Localization of myosin-VIIa in mammalian cochlea, utricule, and semicircular canal. (A) Labeling of mouse cochlear hair cells labeled for myosin-VIIa (green) and actin (red). This optical section is slightly askew, revealing both hair bundles and cell bodies. Note apparently uniform myosin-VIIa labeling in hair bundles. (B and C) Hair bundles of mouse utricle, labeled for myosin-VIIa in B and actin in C. (D and E) Guinea pig semicircular canal hair cells, labeled for myosin-VIIa in D and actin in E. Note that myosin-VIIa is in both type I and type II hair cells, and throughout the long stereocilia.
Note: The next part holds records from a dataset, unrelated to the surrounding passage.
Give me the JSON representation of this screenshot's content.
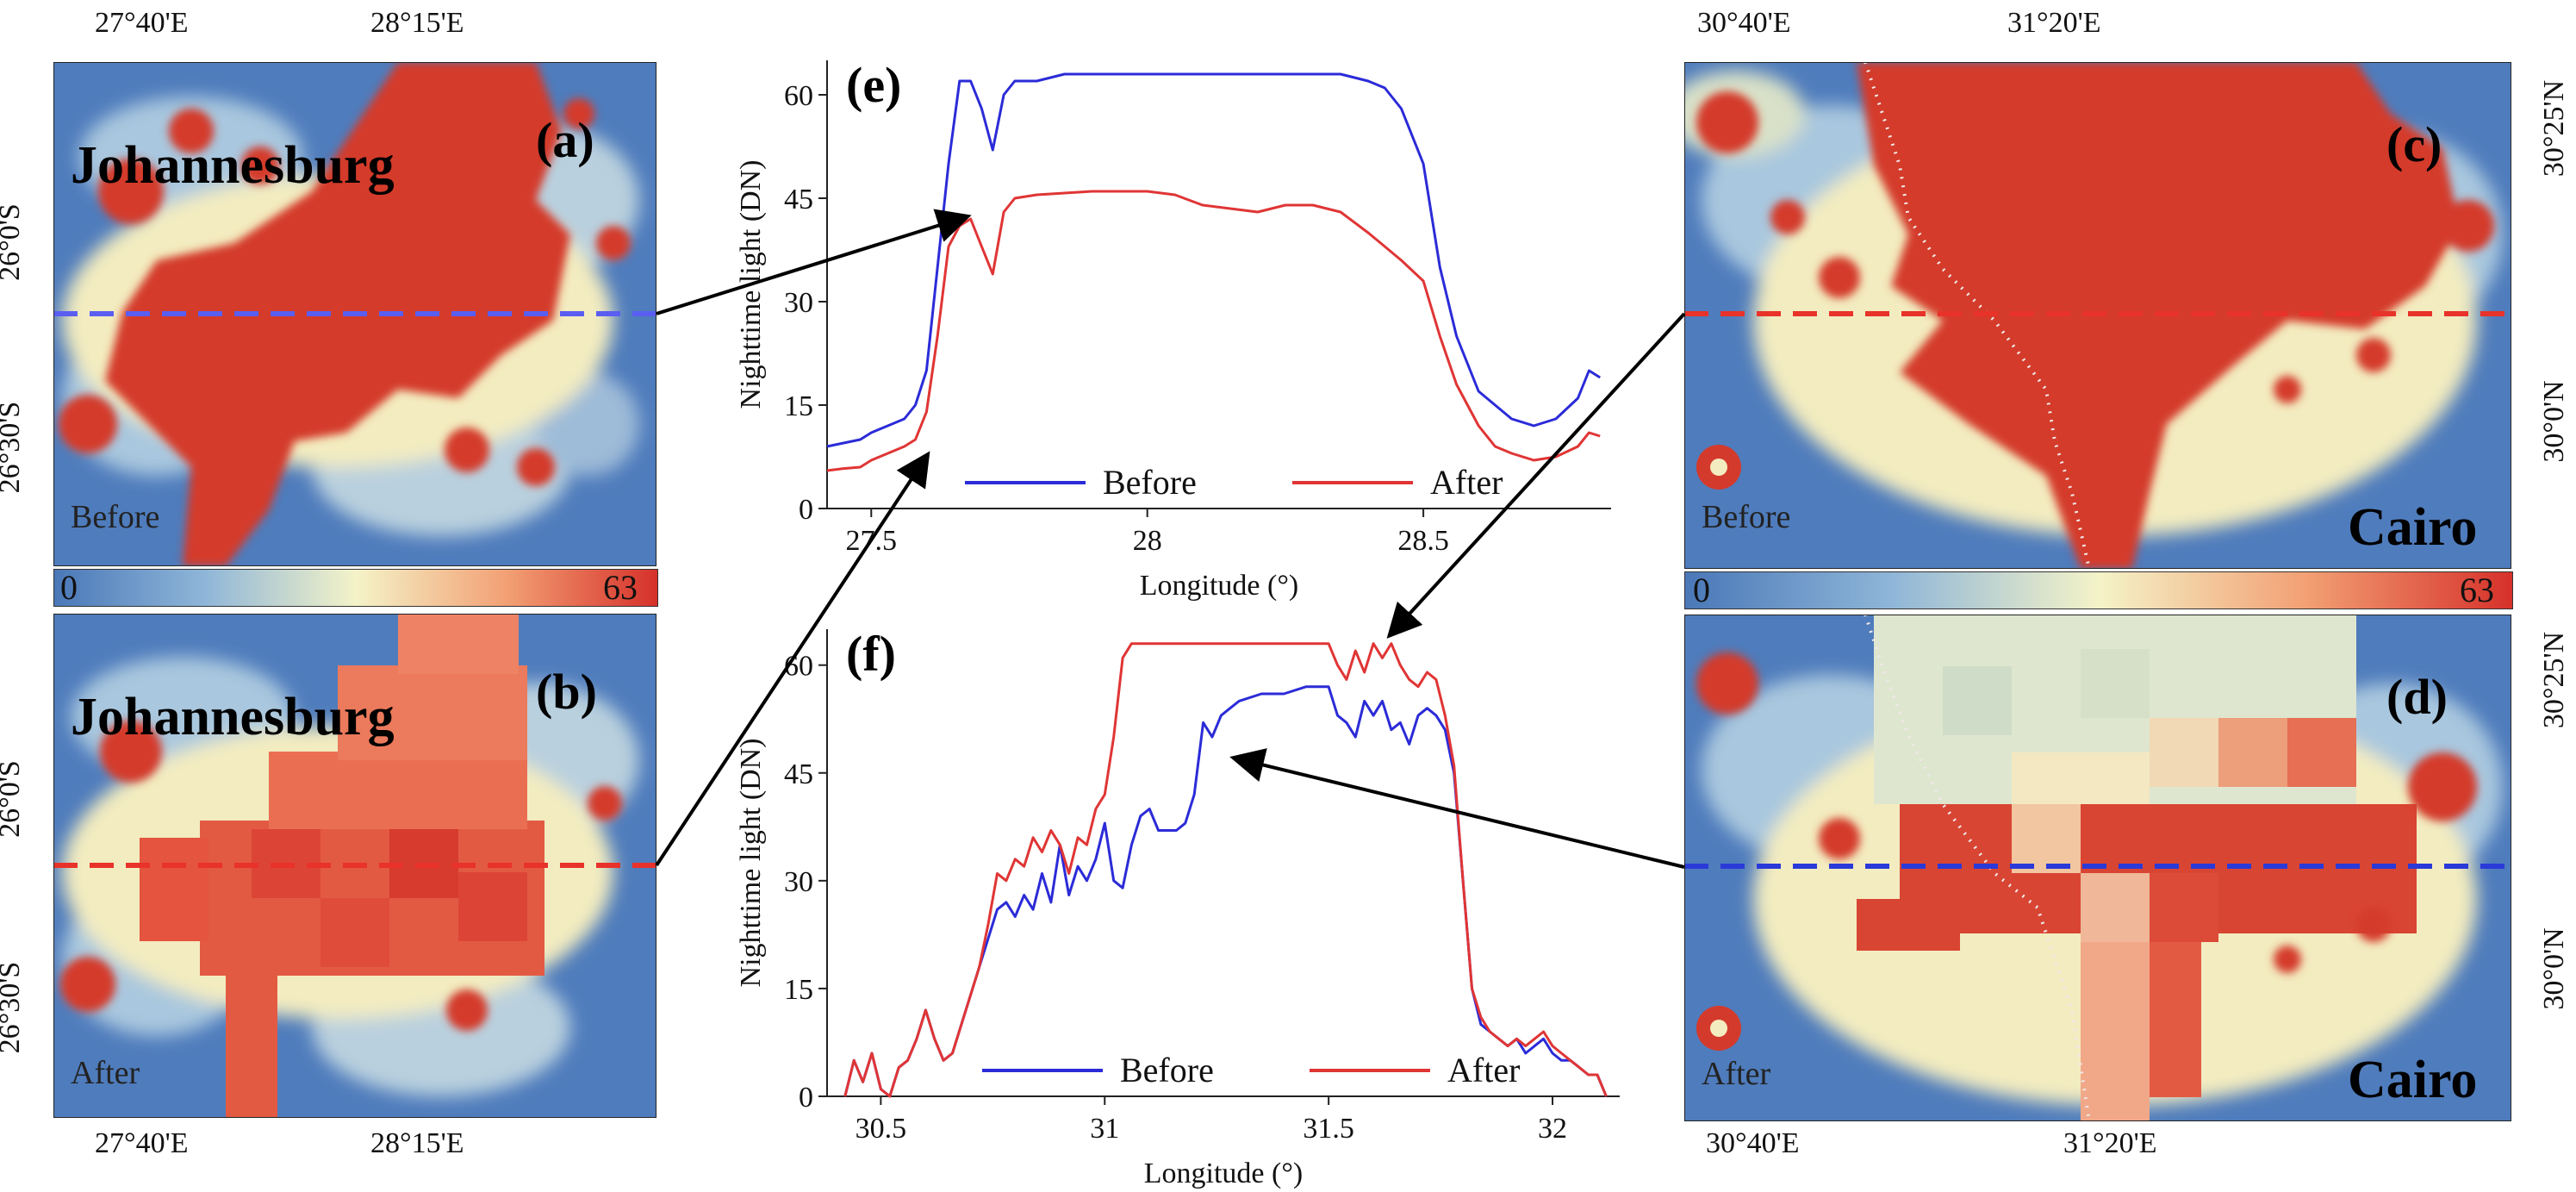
{
  "colorbar": {
    "min": "0",
    "max": "63"
  },
  "maps": {
    "a": {
      "label": "(a)",
      "city": "Johannesburg",
      "state": "Before",
      "top_ticks": [
        "27°40'E",
        "28°15'E"
      ],
      "left_ticks": [
        "26°0'S",
        "26°30'S"
      ]
    },
    "b": {
      "label": "(b)",
      "city": "Johannesburg",
      "state": "After",
      "bottom_ticks": [
        "27°40'E",
        "28°15'E"
      ],
      "left_ticks": [
        "26°0'S",
        "26°30'S"
      ]
    },
    "c": {
      "label": "(c)",
      "city": "Cairo",
      "state": "Before",
      "top_ticks": [
        "30°40'E",
        "31°20'E"
      ],
      "right_ticks": [
        "30°25'N",
        "30°0'N"
      ]
    },
    "d": {
      "label": "(d)",
      "city": "Cairo",
      "state": "After",
      "bottom_ticks": [
        "30°40'E",
        "31°20'E"
      ],
      "right_ticks": [
        "30°25'N",
        "30°0'N"
      ]
    }
  },
  "chart_data": [
    {
      "id": "e",
      "type": "line",
      "panel_label": "(e)",
      "xlabel": "Longitude (°)",
      "ylabel": "Nighttime light (DN)",
      "xlim": [
        27.42,
        28.84
      ],
      "ylim": [
        0,
        65
      ],
      "xticks": [
        27.5,
        28,
        28.5
      ],
      "xtick_labels": [
        "27.5",
        "28",
        "28.5"
      ],
      "yticks": [
        0,
        15,
        30,
        45,
        60
      ],
      "ytick_labels": [
        "0",
        "15",
        "30",
        "45",
        "60"
      ],
      "legend": [
        "Before",
        "After"
      ],
      "series": [
        {
          "name": "Before",
          "color": "#2b2bd8",
          "x": [
            27.42,
            27.45,
            27.48,
            27.5,
            27.53,
            27.56,
            27.58,
            27.6,
            27.62,
            27.64,
            27.66,
            27.68,
            27.7,
            27.72,
            27.74,
            27.76,
            27.8,
            27.85,
            28.0,
            28.2,
            28.35,
            28.4,
            28.43,
            28.46,
            28.5,
            28.53,
            28.56,
            28.6,
            28.63,
            28.66,
            28.7,
            28.74,
            28.78,
            28.8,
            28.82
          ],
          "values": [
            9,
            9.5,
            10,
            11,
            12,
            13,
            15,
            20,
            35,
            50,
            62,
            62,
            58,
            52,
            60,
            62,
            62,
            63,
            63,
            63,
            63,
            62,
            61,
            58,
            50,
            35,
            25,
            17,
            15,
            13,
            12,
            13,
            16,
            20,
            19
          ]
        },
        {
          "name": "After",
          "color": "#e03535",
          "x": [
            27.42,
            27.45,
            27.48,
            27.5,
            27.53,
            27.56,
            27.58,
            27.6,
            27.62,
            27.64,
            27.66,
            27.68,
            27.7,
            27.72,
            27.74,
            27.76,
            27.8,
            27.9,
            28.0,
            28.05,
            28.1,
            28.2,
            28.25,
            28.3,
            28.35,
            28.4,
            28.43,
            28.46,
            28.5,
            28.53,
            28.56,
            28.6,
            28.63,
            28.66,
            28.7,
            28.74,
            28.78,
            28.8,
            28.82
          ],
          "values": [
            5.5,
            5.8,
            6,
            7,
            8,
            9,
            10,
            14,
            25,
            38,
            41,
            42,
            38,
            34,
            43,
            45,
            45.5,
            46,
            46,
            45.5,
            44,
            43,
            44,
            44,
            43,
            40,
            38,
            36,
            33,
            25,
            18,
            12,
            9,
            8,
            7,
            7.5,
            9,
            11,
            10.5
          ]
        }
      ]
    },
    {
      "id": "f",
      "type": "line",
      "panel_label": "(f)",
      "xlabel": "Longitude (°)",
      "ylabel": "Nighttime light (DN)",
      "xlim": [
        30.38,
        32.15
      ],
      "ylim": [
        0,
        65
      ],
      "xticks": [
        30.5,
        31,
        31.5,
        32
      ],
      "xtick_labels": [
        "30.5",
        "31",
        "31.5",
        "32"
      ],
      "yticks": [
        0,
        15,
        30,
        45,
        60
      ],
      "ytick_labels": [
        "0",
        "15",
        "30",
        "45",
        "60"
      ],
      "legend": [
        "Before",
        "After"
      ],
      "series": [
        {
          "name": "Before",
          "color": "#2b2bd8",
          "x": [
            30.42,
            30.44,
            30.46,
            30.48,
            30.5,
            30.52,
            30.54,
            30.56,
            30.58,
            30.6,
            30.62,
            30.64,
            30.66,
            30.68,
            30.7,
            30.72,
            30.74,
            30.76,
            30.78,
            30.8,
            30.82,
            30.84,
            30.86,
            30.88,
            30.9,
            30.92,
            30.94,
            30.96,
            30.98,
            31.0,
            31.02,
            31.04,
            31.06,
            31.08,
            31.1,
            31.12,
            31.14,
            31.16,
            31.18,
            31.2,
            31.22,
            31.24,
            31.26,
            31.28,
            31.3,
            31.35,
            31.4,
            31.45,
            31.5,
            31.52,
            31.54,
            31.56,
            31.58,
            31.6,
            31.62,
            31.64,
            31.66,
            31.68,
            31.7,
            31.72,
            31.74,
            31.76,
            31.78,
            31.8,
            31.82,
            31.84,
            31.86,
            31.88,
            31.9,
            31.92,
            31.94,
            31.96,
            31.98,
            32.0,
            32.02,
            32.04,
            32.06,
            32.08,
            32.1,
            32.12
          ],
          "values": [
            0,
            5,
            2,
            6,
            1,
            0,
            4,
            5,
            8,
            12,
            8,
            5,
            6,
            10,
            14,
            18,
            22,
            26,
            27,
            25,
            28,
            26,
            31,
            27,
            35,
            28,
            32,
            30,
            33,
            38,
            30,
            29,
            35,
            39,
            40,
            37,
            37,
            37,
            38,
            42,
            52,
            50,
            53,
            54,
            55,
            56,
            56,
            57,
            57,
            53,
            52,
            50,
            55,
            53,
            55,
            51,
            52,
            49,
            53,
            54,
            53,
            51,
            45,
            30,
            15,
            10,
            9,
            8,
            7,
            8,
            6,
            7,
            8,
            6,
            5,
            5,
            4,
            3,
            3,
            0
          ]
        },
        {
          "name": "After",
          "color": "#e03535",
          "x": [
            30.42,
            30.44,
            30.46,
            30.48,
            30.5,
            30.52,
            30.54,
            30.56,
            30.58,
            30.6,
            30.62,
            30.64,
            30.66,
            30.68,
            30.7,
            30.72,
            30.74,
            30.76,
            30.78,
            30.8,
            30.82,
            30.84,
            30.86,
            30.88,
            30.9,
            30.92,
            30.94,
            30.96,
            30.98,
            31.0,
            31.02,
            31.04,
            31.06,
            31.08,
            31.1,
            31.12,
            31.14,
            31.16,
            31.18,
            31.2,
            31.22,
            31.24,
            31.26,
            31.28,
            31.3,
            31.35,
            31.4,
            31.45,
            31.5,
            31.52,
            31.54,
            31.56,
            31.58,
            31.6,
            31.62,
            31.64,
            31.66,
            31.68,
            31.7,
            31.72,
            31.74,
            31.76,
            31.78,
            31.8,
            31.82,
            31.84,
            31.86,
            31.88,
            31.9,
            31.92,
            31.94,
            31.96,
            31.98,
            32.0,
            32.02,
            32.04,
            32.06,
            32.08,
            32.1,
            32.12
          ],
          "values": [
            0,
            5,
            2,
            6,
            1,
            0,
            4,
            5,
            8,
            12,
            8,
            5,
            6,
            10,
            14,
            18,
            24,
            31,
            30,
            33,
            32,
            36,
            34,
            37,
            35,
            31,
            36,
            35,
            40,
            42,
            50,
            61,
            63,
            63,
            63,
            63,
            63,
            63,
            63,
            63,
            63,
            63,
            63,
            63,
            63,
            63,
            63,
            63,
            63,
            60,
            58,
            62,
            59,
            63,
            61,
            63,
            60,
            58,
            57,
            59,
            58,
            53,
            46,
            30,
            15,
            11,
            9,
            8,
            7,
            8,
            7,
            8,
            9,
            7,
            6,
            5,
            4,
            3,
            3,
            0
          ]
        }
      ]
    }
  ]
}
Bars: (A–E) 10 μm.

Figure 10

Myosin isozyme location in sensory epithelia of auditory and vestibular organs. Green shading indicates myosin location; darker green indicates higher myosin concentration. (Myosin-Iβ) The strongest labeling is in the pericuticular necklace; modest amounts of myosin-Iβ are found in the hair cell cytoplasm and apical surfaces of peripheral cells. Within the bundle, myosin-Iβ labeling is focused toward stereociliary tips. (Myosin-V) No labeling in hair cells; all labeling in sensory epithelium apparently is associated with afferent nerve fibers. Myosin-V is found in both calyx and bouton synaptic terminals. (Myosin-VI) Hair cells are strongly labeled; supporting cells are not labeled at all. The highest concentration is in cuticular plates and pericuticular necklaces. There is light hair bundle labeling in frog but not in guinea pig. (Myosin-VIIa) Myosin-VIIa is expressed exclusively in hair cells, throughout the cell bodies and along the lengths of stereocilia. In frog, myosin-VIIa is found throughout stereocilia but most strikingly in a band immediately above the basal connectors (also called ankle links); substantial amounts are also found in the pericuticular necklace.